Sementara hakikat tidak akan muncul selagi ada nafsu.
Perkataan, "Menolak bualan dan bukan ilmu",
bualan ini berarti mengaitkan keadaan kepada dirimu dan egoismemu. Istiqamah
tidak akan menjadi benar kecuali dengan meninggalkan bualan ini, entah benar
entah salah. Sebab bualan yang benar bisa memadamkan cahaya ma'rifat. Lalu
bagaimana jika bualan itu jelas dusta? Lalu pendorong untuk meninggalkan bualan
ini bukan sekedar pengetahuan tentang keburukan bualan dan dampaknya yang bisa
menghilangkan istiqamah, sehingga seseorang meninggalkannya hanya sekedar di
luarnya saja dan bukan secara hakiki. Dia harus meninggalkannya secara lahir
dan hakiki, sebagaimana seseorang yang meninggalkan sesuatu yang berbahaya bagi
dirinya secara lahir dan hakiki.
Perkataan, "Berada pada cahaya kesadaran dan bukan
mewaspadainya", artinya terus-menerus sadar dan cahayanya tidak boleh
padam karena kegelapan kelalaian, dan melihat bahwa dirinya seperti orang yang
hendak dirampas, namun mendapat penjagaan dari Allah, dan tidak melihat bahwa
hal itu merupakan kewaspadaannya sendiri.

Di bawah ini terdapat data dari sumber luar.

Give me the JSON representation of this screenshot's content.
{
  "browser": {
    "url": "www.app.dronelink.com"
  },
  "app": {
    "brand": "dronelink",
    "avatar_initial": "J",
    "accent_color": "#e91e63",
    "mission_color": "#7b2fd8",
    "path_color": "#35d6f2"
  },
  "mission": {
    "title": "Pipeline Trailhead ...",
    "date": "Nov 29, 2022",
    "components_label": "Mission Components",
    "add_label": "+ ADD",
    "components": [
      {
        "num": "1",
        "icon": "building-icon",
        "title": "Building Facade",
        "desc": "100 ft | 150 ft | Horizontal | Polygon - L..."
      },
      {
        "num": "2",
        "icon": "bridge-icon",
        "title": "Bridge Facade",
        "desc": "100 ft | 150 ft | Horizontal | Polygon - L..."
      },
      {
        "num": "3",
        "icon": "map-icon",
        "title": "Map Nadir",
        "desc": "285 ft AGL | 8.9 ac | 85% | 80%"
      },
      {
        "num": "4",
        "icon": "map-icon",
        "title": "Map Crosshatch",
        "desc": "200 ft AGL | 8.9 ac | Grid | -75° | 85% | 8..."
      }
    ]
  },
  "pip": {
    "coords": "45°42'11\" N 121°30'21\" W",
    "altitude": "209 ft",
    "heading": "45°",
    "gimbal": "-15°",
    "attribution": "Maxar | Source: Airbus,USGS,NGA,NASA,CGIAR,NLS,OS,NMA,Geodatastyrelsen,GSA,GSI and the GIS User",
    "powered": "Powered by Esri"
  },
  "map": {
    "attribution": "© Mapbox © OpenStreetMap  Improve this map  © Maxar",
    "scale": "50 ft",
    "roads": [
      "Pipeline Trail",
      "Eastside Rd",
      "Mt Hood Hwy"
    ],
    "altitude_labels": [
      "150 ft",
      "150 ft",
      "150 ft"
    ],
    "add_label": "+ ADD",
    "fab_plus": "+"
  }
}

3. Istiqamah dengan tidak melihat istiqamah, tidak lengah
untuk mencari istiqamah dan keberadaannya pada kebenaran.
Melihat istiqamah
diri sendiri bisa menutupi hakikat kesaksian dan melalaikan apa yang
dipersaksikannya. Sedangkan tidak lengah mencari istiqamah artinya tidak lengah
mencari kesaksian penegakan kebenaran. Jika seorang hamba mempersaksikan bahwa
Allahlah yang menegakkan segala urusan dan istiqamahnya berasal dari Allah,
bukan berasal dari dirinya dan juga bukan karena pencariannya, maka dia akan
merasa bahwa bukan dirinyalah yang mendatangkan istiqamah itu. Ini merupakan
konsekuensi dari kesaksian terhadap asma AllahAl-Qayyum. Artinya keyakinan
bahwa hanya Allah sendirilah yang menangani segala urusan dan Dia tidak
membutuhkan selain-Nya, tapi semua selain-Nya tentu membutuhkan-Nya.